SARASOTA, Fla. -- He stopped short of making a guarantee, but manager Johnny Oates virtually ruled out the possibility of Mike Devereaux and Brady Anderson changing places in the Orioles' outfield.
After hinting that he might do some experimenting with Anderson shifting from left field to center field this spring, Oates discussed the situation with Devereaux before yesterday's workout. "It [the conversation] went good, and I'm not going to do anything," said Oates.
"I just wanted to clarify all I've been hearing and reading over the winter. I told Devo there was never anything definite and if I was going to do anything, he'd hear it from me first. And I don't expect it [a switch] to happen. I'm really happy with the way those two have played the past couple of years.
"I can't foresee any other combination being as effective as those two have been covering two-thirds of the outfield -- and probably more than that. If you really got down to it, Brady could play center field as good as Devo, but I don't think Mike could play left field as good as Brady."
Being left-handed, Anderson has the advantage of having his gloved hand on the side of the foul line in left field. He also has the stronger throwing arm of the two. That combination probably enables Anderson to hold more runners to one base on hits to left field.
"I'll take Brady's defense in left field against anybody in baseball," said Oates. "He's the best out there that I've seen since Dusty Baker, who was average in center field and outstanding in left field."
Both Devereaux and Anderson prefer playing center field. But Oates has indicated he feels the overall alignment is best the way it has been the past two years.
"Johnny knows that I'm going to hear about it [talk of Anderson moving to center field]," said Devereaux. "We've talked about it before, and he knows I'll do whatever is best for the team.
"I can't say I'd be disappointed [to move], it's just that center field is my best position -- my favorite position," said Devereaux.
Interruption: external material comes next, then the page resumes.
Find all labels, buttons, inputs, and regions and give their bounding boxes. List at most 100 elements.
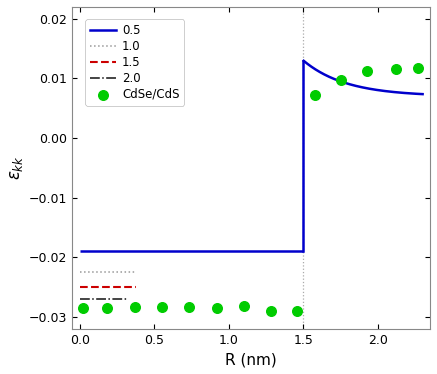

Based on what Oates said yesterday, that's where Devereaux will remain. "It's not written in cement that he has to be the center fielder," said Oates. "But right now I have no plans to change anything. I like those guys where they are -- and batting first and second."
Major plus for minor-leaguers
The Orioles' minor-leaguers who came early for advanced spring training beat a touring team from Korea, 3-2, Tuesday afternoon in Bradenton, Fla.
"It was an excellent game," said Doug Melvin, Orioles assistant general manager. "We threw out a couple of guys at home plate and two pitchers who were on rehabilitation all last year pitched very well."
Trovin Valdez, who played with the Single-A Gulf Coast team last year, had a pair of assists from right field. And left-handers Matt Anderson and Shane Hale were impressive in their first competitive appearances in more than a year.
The minor-leaguers, mostly from the lower classifications, are working out now because the Orioles chose to forgo their Winter Instructional League season. They will play games against a team from the Phillies' organization, also trying the new format, and will meet the Korean team again later in the week.
Onward and upward
All of the remaining position players are due in camp for the first full squad workout today. Oates said he would deliver a message similar to the one he gave the pitchers last week.
"I'm going to tell them that we've been competitive the last two years, but that now it's time to turn it up a notch," said Oates. "There is a lot of outstanding personnel in this clubhouse -- and it's time to go to the next level."
M&M; off to sweet start
Mike Mussina and Ben McDonald both worked two impressive innings in the pitchers' squad game yesterday.
Mussina showed no ill effects from the shoulder injury that shortened his season last year, and McDonald appeared to pick up where he left off a year ago.